Looming CP Rail Disruption

Anna Woodmass

The Canadian Manufacturing Coalition, a group representing Canada’s manufacturing trade associations including the Canadian Kitchen Cabinet Association, issued the following statement on the looming labour disruption at CP Rail:

“Canadian manufacturers urge Canadian Pacific Railway and the Teamsters Canada Rail Conference to reach an immediate agreement and avoid labour disruptions that would inflict serious harm to Canadian manufacturing and exporting operations.

Canadian manufacturers are some of the biggest users of rail transportation services. CP Rail is a critical link in manufacturing supply chains, and it is how we move our goods to markets across North America. Collectively, our industry employs over 1.7 million Canadians, makes up more than 10% of our GDP, and represents two-thirds of Canada’s value-added exports.
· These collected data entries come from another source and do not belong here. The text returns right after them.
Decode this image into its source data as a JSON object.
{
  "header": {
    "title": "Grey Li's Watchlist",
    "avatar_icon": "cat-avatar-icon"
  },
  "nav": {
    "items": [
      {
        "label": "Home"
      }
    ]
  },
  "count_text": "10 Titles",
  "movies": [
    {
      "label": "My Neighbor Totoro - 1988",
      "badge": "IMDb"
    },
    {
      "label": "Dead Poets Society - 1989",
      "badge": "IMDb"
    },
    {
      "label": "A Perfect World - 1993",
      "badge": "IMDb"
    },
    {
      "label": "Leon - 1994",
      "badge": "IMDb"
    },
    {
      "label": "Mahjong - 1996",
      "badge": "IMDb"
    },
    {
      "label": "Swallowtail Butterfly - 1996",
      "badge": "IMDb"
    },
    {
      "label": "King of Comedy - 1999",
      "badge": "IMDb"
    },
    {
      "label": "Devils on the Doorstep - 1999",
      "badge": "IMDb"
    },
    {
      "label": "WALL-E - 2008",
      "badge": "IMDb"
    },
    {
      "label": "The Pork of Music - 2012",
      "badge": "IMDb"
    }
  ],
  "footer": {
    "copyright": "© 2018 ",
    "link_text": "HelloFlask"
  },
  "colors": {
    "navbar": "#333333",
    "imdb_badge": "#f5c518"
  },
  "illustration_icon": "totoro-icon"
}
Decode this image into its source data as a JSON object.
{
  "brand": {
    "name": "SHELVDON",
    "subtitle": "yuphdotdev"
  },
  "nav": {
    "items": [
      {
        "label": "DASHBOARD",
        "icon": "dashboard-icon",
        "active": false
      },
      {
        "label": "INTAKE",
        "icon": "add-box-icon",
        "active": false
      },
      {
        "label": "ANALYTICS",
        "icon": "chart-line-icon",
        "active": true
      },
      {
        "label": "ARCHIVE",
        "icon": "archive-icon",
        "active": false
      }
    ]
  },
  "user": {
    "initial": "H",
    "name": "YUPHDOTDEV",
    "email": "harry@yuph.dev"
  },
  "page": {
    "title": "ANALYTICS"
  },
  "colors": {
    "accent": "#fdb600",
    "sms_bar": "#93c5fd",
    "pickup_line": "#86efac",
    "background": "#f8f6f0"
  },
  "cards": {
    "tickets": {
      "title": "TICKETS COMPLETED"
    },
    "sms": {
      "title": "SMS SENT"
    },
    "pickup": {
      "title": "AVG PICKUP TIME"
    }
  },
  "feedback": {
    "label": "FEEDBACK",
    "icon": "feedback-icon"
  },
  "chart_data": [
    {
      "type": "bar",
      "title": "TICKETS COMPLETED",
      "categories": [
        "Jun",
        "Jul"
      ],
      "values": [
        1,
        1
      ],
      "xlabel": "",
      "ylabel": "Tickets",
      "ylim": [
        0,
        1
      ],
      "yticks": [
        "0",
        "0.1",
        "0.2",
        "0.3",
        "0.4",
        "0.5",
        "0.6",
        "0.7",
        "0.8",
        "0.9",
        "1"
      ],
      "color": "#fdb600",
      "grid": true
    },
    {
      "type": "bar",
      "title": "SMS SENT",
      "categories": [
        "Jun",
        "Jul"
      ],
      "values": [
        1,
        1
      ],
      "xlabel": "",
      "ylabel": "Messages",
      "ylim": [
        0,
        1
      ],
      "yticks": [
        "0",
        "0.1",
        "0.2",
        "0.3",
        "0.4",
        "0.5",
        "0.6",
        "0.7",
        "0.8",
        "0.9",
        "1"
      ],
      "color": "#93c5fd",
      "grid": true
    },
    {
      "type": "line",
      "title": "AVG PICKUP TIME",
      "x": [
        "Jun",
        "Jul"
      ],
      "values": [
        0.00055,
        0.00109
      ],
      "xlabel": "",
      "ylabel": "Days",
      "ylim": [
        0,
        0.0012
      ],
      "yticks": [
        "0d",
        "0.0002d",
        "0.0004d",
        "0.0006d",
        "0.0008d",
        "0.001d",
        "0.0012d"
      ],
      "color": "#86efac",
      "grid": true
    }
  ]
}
Given the many disruptions of the past year and the ongoing supply chain crisis, our industry cannot afford another major transportation network interruption. In a recent survey conducted by Canadian Manufacturers & Exporters (CME), nine out of ten Canadian manufacturers are encountering supply chain issues, with over 60% rating the impact of these disruptions as either major or severe. In addition, Canadian manufacturers surveyed say they have lost about $10.5 billion in sales because of disruptions in the supply chain and are now experiencing nearly $1 billion in increased costs.

Adding to our concern is the fact that a labour disruption at CP Rail will deal another blow to Canada’s reputation as a good place to do business and as a reliable supply chain partner. A strike would seriously impact our global competitiveness, exacerbate supply chain problems, and drive away investment into Canadian manufacturing.

This situation must be avoided at all costs, and we implore both sides to reach an agreement now. Failing that, the federal government must signal its intent to intervene immediately to avoid a work stoppage, the further fracturing of supply chains, and another hit to Canadian manufacturing.”